How to use multiple threads for zlib compression (same input source)

1.2k views Asked by At

My goal is to compress the data of the same source in parallel threads. I have defined jobs which are in a list, these jobs have the read information(500kb-1MB in each job).

My compressor threads will compress each block's data using ZLIB and store it in the outbuf of the corresponding jobs.

Now, I want to ,merge all this and create one output file which is of standard ZLIB format.

From the ZLIB RFC and after browsing the source of pigzee, I understand that

A ZLIB header is like below

     +---+---+
     |CMF|FLG| (2 bytes)
     +---+---+
     +---+---+---+---+
     |     DICTID    | (4 bytes.

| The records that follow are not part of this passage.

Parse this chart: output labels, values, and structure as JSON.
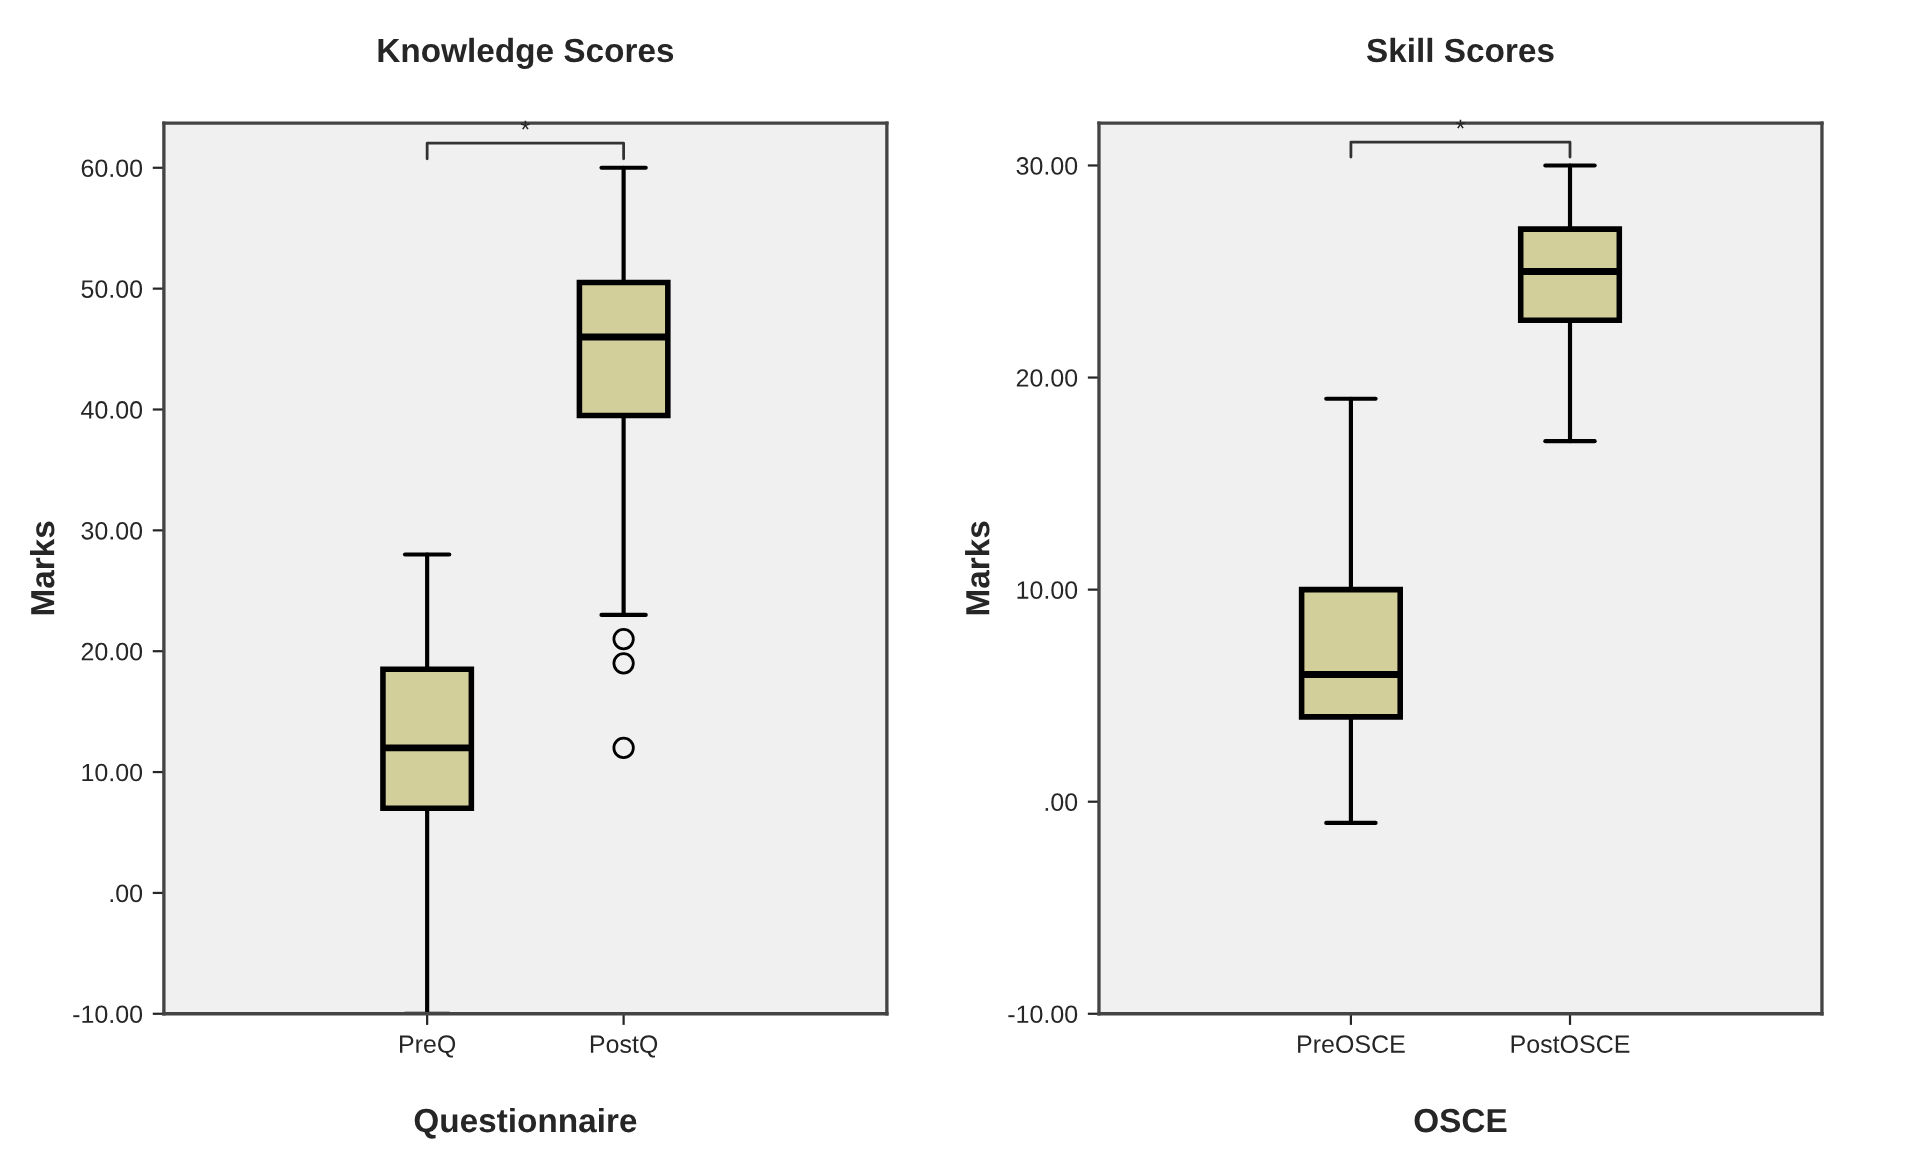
{
  "chart_data": [
    {
      "type": "box",
      "title": "Knowledge Scores",
      "xlabel": "Questionnaire",
      "ylabel": "Marks",
      "categories": [
        "PreQ",
        "PostQ"
      ],
      "color": "#d3cf9a",
      "boxes": [
        {
          "low": -10,
          "q1": 7,
          "median": 12,
          "q3": 18.5,
          "high": 28
        },
        {
          "low": 23,
          "q1": 39.5,
          "median": 46,
          "q3": 50.5,
          "high": 60,
          "outliers": [
            21,
            19,
            12
          ]
        }
      ],
      "ylim": [
        -10,
        63.7
      ],
      "yticks": [
        {
          "value": -10,
          "label": "-10.00"
        },
        {
          "value": 0,
          "label": ".00"
        },
        {
          "value": 10,
          "label": "10.00"
        },
        {
          "value": 20,
          "label": "20.00"
        },
        {
          "value": 30,
          "label": "30.00"
        },
        {
          "value": 40,
          "label": "40.00"
        },
        {
          "value": 50,
          "label": "50.00"
        },
        {
          "value": 60,
          "label": "60.00"
        }
      ],
      "annotations": [
        "*"
      ],
      "grid": false
    },
    {
      "type": "box",
      "title": "Skill Scores",
      "xlabel": "OSCE",
      "ylabel": "Marks",
      "categories": [
        "PreOSCE",
        "PostOSCE"
      ],
      "color": "#d3cf9a",
      "boxes": [
        {
          "low": -1,
          "q1": 4,
          "median": 6,
          "q3": 10,
          "high": 19
        },
        {
          "low": 17,
          "q1": 22.7,
          "median": 25,
          "q3": 27,
          "high": 30
        }
      ],
      "ylim": [
        -10,
        32
      ],
      "yticks": [
        {
          "value": -10,
          "label": "-10.00"
        },
        {
          "value": 0,
          "label": ".00"
        },
        {
          "value": 10,
          "label": "10.00"
        },
        {
          "value": 20,
          "label": "20.00"
        },
        {
          "value": 30,
          "label": "30.00"
        }
      ],
      "annotations": [
        "*"
      ],
      "grid": false
    }
  ]
}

Present only when FLG.FDICT is set)
     +---+---+---+---+
     +=====================+
     |...compressed data...| (variable size of data)
     +=====================+
     +---+---+---+---+
     |     ADLER32   |  (4 bytes of variable data)
     +---+---+---+---+

In my case, there is no dictionary as well.

So when I am combining two compressed units, the header of all the units is same.

Hence, I am doing the following operaions.

  1. For the first unit, I am writing the header + compressed data.

  2. For the second unit to the last unit, I am writing only the compressed data (No header and no trailer)

  3. After all the units are done, I am using adlrer32_combine()and converting the checksum's of all the jobs output data into one final adler 32 and then I am updating the output file with it at the bottom.

But the problem is that, I get an error during deflate saying the data is invalid at some places.

Have someone already tried something like this? Any relevant information will be really helpful.

1

There are 1 answers

2
Mark Adler On BEST ANSWER

You cannot simply concatenate raw deflate data streams. Each deflate stream is self-terminating, and so decompression would end at the end of the first stream.

You need to look more carefully at the pigz code for how to merge deflate streams. You can use Z_SYNC_FLUSH to complete the last block and bring it to a byte boundary without ending the deflate stream. Then you can complete the deflate stream, and strip off the final empty block marked as the end block. Except for the last deflate stream which should terminate normally. Then you can concatenate the series of n-1 unterminated deflate streams and the last 1 terminating deflate stream.